原点モデルのディテールが丁寧に継承されており、例えばケース径は初代と同じ41.3mm。その一方でケース素材には、9Kのブロンズゴールドという特別な素材を採用。そもそもブロンズは加工しやすいため古来からさまざまな部品製造に用いられてきた。潜水士のヘルメットもそのひとつだ。

海との関係性の深い素材であるため、近年はダイバーズウォッチに用いられることも増えているが、フィフティファゾムスでは当時からミルスペックモデルのRef.3200からRef.3246という短いシリアルレンジのなかでこの素材を使用していた。しかしAct 3では、そのままブロンズ素材を使用するのではなく、37.5%のゴールドに50%のブロンズを割り金し、さらにシルバーやパラジウム、ガリウムなどを含む9Kブロンズゴールドを用いる。その結果、ブロンズ特有の酸化による緑青が発生せず、肌への負担も少ない。さらにゴールドともブロンズとも異なる色合いに仕上がっている。

初代モデルやミルスペックモデルを丁寧に解読し、ケースサイズやボックス型の風防なども継承。BLANCPAINのロゴは、当時使用していたブロック体に。

Cal.1154.P2を搭載。ブランパンでは初めて1000ガウスの耐磁性を実現。ケースバックはオリジナルと同じくツーピース構造だが、トランスパレント仕様だ。

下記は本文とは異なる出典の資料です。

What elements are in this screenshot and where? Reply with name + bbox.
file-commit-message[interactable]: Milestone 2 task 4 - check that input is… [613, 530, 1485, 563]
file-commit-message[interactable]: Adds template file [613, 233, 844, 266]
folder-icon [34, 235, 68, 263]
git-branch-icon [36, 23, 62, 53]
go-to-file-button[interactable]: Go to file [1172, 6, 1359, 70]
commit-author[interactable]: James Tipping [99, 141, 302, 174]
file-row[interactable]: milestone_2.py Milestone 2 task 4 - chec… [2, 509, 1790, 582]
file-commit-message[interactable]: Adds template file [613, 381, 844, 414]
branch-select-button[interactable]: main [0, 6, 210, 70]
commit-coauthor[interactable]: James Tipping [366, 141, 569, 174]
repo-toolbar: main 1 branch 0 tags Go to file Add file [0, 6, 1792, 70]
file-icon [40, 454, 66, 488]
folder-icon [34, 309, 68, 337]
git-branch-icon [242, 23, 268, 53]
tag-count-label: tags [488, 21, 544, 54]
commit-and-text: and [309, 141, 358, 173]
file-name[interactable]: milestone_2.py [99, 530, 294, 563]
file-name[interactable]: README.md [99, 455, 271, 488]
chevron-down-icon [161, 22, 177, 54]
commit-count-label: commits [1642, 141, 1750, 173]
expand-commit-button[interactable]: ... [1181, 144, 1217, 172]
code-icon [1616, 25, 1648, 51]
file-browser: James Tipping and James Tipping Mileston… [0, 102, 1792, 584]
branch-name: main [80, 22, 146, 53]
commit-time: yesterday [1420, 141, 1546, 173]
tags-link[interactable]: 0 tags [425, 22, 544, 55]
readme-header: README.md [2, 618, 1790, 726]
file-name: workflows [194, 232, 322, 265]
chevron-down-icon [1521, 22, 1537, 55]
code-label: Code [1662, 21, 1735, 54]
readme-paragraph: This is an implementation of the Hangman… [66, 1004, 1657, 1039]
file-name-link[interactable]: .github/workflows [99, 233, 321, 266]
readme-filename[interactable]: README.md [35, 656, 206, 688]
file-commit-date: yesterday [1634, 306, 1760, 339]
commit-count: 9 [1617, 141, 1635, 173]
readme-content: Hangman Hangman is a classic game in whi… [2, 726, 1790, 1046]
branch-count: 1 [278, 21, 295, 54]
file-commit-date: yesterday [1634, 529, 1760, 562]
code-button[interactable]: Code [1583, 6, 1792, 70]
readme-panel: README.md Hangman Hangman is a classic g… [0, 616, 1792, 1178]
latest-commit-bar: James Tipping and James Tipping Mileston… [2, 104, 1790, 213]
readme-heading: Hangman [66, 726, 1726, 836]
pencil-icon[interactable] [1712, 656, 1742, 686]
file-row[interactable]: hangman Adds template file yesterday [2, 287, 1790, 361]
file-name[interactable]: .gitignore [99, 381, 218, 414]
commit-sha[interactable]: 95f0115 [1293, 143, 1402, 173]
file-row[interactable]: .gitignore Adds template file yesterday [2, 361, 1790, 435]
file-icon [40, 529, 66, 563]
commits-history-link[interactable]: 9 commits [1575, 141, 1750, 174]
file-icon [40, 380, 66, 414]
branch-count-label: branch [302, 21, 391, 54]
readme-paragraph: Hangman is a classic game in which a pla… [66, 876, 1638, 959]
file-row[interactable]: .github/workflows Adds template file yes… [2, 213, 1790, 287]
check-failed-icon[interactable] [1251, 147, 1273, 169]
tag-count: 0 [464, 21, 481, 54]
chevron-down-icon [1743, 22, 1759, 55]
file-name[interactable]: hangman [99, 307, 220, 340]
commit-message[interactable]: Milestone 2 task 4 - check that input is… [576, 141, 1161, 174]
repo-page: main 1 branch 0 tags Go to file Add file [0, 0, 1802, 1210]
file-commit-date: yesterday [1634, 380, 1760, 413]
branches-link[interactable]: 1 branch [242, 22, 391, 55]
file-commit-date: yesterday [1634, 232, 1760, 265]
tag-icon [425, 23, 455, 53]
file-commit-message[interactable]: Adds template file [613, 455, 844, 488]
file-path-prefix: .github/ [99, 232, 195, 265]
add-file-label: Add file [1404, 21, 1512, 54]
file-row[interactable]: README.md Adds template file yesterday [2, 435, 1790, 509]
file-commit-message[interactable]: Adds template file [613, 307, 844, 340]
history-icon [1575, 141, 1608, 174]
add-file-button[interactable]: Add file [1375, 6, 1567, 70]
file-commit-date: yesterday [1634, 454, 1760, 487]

1953年にフィフティファゾムスが誕生した時代、ダイバーズウォッチは完全なるプロフェッショナルツールであり、堅牢性と機能性が尊ばれた。しかし現在のダイバーズウォッチは、海を愛する人たちに選ばれるライフスタイルツールでもある。事実ブランパンは、過去70年にわたって、さまざまな団体とパートナーシップを組みながら、海洋保全活動や海洋探査を行っており、それをブランパン オーシャン コミットメントという形で発表することにより啓発活動を続けてきた。つまりフィフティファゾムス 70周年記念 Act3は、ブランパンの海を愛する気持ちを、華やかな形で具現化した時計なのである。

1953年モデルからほとんど変わらないスタイルは、そういった気持ちが変わらない証明でもある。モダンダイバーズウォッチの原点は、外見だけでなく、その熱いハートも含めて、語り継がれる時計となっているのだ。